That's Cool - by Heat

Tuesday, May 7, 2013

Update! Ramblings...

So, it has been a while since I've gotten on this thing and I'm here to say...well, I've learned a lot; about myself, about life, politics, love, pain...well the list goes on. Sadly, it excludes education. Don't you worry, though, I'm going next semester. Yay!!!
Ok, maybe I should tell y'all that this is just a place for me to spout my opinions. I'm sorry if they're not yours or if you're offended by what I have to say. If you're going to oppose me and you want to tell me about it, go for it!!! Just be nice. I'll be nice back, I promise. If you agree, coolio. You should let me know!
I just hope that I can get my voice out there and prove that not all of us 'Muricans are idiots.
Going into college, I had no idea what I wanted to major in. Guess what! Still don't. However, I do have a nice list (and why I may or may not pursue it). Here goes. Nurse (blood...can't do it. Although, I think I'll test for my CNA. Why not?), MS specialist (by now, you probably know that I was diagnosed (kind of) a few years back, and I've been thinking, "why not specialize in my own disease, eh? Who better to trust than a specialist in her own disease?" Ya get me?), teacher (why would I want to get yelled at by parents for doing my job?), Wedding planner ( I AM SCARY! Get me mad, you better run! I get stuff done...when I put my mind to it. Rare. But it could happen if it was my job. Right?), Financial planner (have you met me? Hahahahahahahahahahahahaha! Although, I'd do a helluva lot better job than the people who are in charge of finances where I work), and most recently, politics (I have awesome ideas, I have good morals and values, and a good family and faith to keep me grounded*). We'll get to that later.

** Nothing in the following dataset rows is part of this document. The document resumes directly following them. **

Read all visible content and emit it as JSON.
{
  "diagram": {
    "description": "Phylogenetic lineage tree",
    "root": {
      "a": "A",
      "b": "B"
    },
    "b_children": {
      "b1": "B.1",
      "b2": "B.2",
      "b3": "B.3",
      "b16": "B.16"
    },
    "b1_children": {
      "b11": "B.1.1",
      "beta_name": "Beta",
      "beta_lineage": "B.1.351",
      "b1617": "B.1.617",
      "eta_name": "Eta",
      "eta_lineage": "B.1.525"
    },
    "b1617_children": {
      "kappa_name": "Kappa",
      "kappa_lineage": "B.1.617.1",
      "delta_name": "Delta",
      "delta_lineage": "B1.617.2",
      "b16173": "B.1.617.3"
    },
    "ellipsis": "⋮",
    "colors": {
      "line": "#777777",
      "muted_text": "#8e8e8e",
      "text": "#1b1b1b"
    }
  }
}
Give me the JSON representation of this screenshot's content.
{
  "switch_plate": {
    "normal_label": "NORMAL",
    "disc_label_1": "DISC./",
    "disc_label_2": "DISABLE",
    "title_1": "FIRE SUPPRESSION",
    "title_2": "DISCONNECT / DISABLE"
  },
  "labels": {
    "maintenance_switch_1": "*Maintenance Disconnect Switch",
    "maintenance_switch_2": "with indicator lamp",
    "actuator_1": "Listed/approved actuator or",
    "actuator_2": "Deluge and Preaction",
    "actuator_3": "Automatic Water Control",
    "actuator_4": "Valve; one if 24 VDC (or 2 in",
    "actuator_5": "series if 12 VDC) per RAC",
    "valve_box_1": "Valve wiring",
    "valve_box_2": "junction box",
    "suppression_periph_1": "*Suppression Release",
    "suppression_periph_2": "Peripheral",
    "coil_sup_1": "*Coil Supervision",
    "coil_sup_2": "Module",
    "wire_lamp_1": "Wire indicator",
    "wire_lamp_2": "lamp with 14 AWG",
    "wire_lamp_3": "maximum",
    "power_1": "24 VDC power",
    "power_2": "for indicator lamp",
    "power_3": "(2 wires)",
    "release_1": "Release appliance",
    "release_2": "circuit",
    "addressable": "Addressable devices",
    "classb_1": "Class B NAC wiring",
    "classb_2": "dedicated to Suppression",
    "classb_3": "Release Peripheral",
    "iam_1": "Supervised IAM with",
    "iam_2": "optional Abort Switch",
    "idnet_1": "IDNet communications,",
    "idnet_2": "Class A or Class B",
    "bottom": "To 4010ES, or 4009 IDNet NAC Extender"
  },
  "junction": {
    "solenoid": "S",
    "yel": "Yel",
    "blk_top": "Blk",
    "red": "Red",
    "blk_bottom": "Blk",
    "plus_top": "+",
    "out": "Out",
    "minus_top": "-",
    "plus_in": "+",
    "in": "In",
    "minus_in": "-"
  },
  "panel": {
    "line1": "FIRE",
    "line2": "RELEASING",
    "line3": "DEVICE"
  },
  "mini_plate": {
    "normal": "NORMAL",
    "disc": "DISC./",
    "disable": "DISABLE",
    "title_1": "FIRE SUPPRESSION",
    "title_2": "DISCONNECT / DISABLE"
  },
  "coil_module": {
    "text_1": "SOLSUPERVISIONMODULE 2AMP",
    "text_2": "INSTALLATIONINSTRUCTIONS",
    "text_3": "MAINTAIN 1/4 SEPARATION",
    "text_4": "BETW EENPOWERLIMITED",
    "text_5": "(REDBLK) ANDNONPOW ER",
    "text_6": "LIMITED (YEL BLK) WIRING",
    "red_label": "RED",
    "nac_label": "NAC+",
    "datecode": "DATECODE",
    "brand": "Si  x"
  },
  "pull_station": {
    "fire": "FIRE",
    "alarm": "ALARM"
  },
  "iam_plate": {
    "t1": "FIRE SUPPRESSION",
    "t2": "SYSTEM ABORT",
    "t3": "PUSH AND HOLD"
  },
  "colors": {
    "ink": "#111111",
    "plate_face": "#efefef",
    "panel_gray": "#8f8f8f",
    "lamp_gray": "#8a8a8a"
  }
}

*Disclaimer: I have made a TON of mistakes. I have abandoned my family and my faith and denied the truths that they have taught me, but even in the roughest times of my life, they're what eventually gave me hope and courage to grow up and turn my life around. Work in progress, lemme tell ya!

I wish I knew how to begin paragraphs. I always have this problem. Even when I'm writing in my journal, I don't know how to start; sometimes I'm like, "Sup, Journal?" and other times, "Long time, no...write." or "Ok/so/alrighty/etc." Pretty embarrassing. I'll work on it.

There are a lot of things that I want to change in this world. I'll be the first to tell you that I don't know where to start. Can you agree that that may be what holds a lot of us back from doing the things we dream of? I think YES! Here's another list for ya.
Finances in the state. Here's why... Did you know that our governor, instead of giving a raise to state employees and teachers, actually gave himself a 30%(ish) raise? Uhh...Thanks for the gratitude, jerk. I only take care of the people no one else cared about. And teachers? They are basically raising the future. Don't you think they should get a little recognition? Even if it's only a Christmas bonus? The people who inspired me most in the last twenty-one years I've been alive have been teachers and I bet you could say the same.
Views on drugs, sex, and the loss of innocence. I will tell you that I have dabbled my fair share in all three. Luckily, I stayed far from hardcore drugs and got out before I got stuck. I will forever wish that I hadn't lost my virginity before marriage. Regardless of the religion I belong to or any that you may belong to, teaching our children about abstinence is a moral I hope can become more valued. I may have seen and heard, said, and done many things, but when I was no longer a virgin, that's when I lost my innocence. That's when I lost my values and morals and forgot who I was, who I am. We'll get back to that.
Labels. I just posted on Facebook about how I feel about labels. Knowing I have ADD held me back, just having it never did. It became a crutch, an excuse, and it made me lose confidence in myself.
Birth Control. WHY ARE CHILDREN HAVING SEX? YOU deal with the consequences of the actions YOU choose. Why should MY hard earned money pay for you to be an idiot?
Prisons. Once again, I work for my money, my car, my rent, clothes...everything I own. I shouldn't have to pay for criminals to sit on their butts, watch porn, work out, eat more nutritional foods than are served in schools, and have their own room. Right? Florida and Arizona rock at their system.
Drug testing for recipients of any financial aid from the government. My money shouldn't go to pay for your drugs. Granted, there  are many people out there who couldn't survive without government assistence, but because of the dishonest people, taxes are raised and the cost of living goes up.
I could talk forever. But basically, all I want is to raise my children in an honest, hard working, un-entitled (is that a word?) society. I hope you care enough for the generations to come enough to want the same.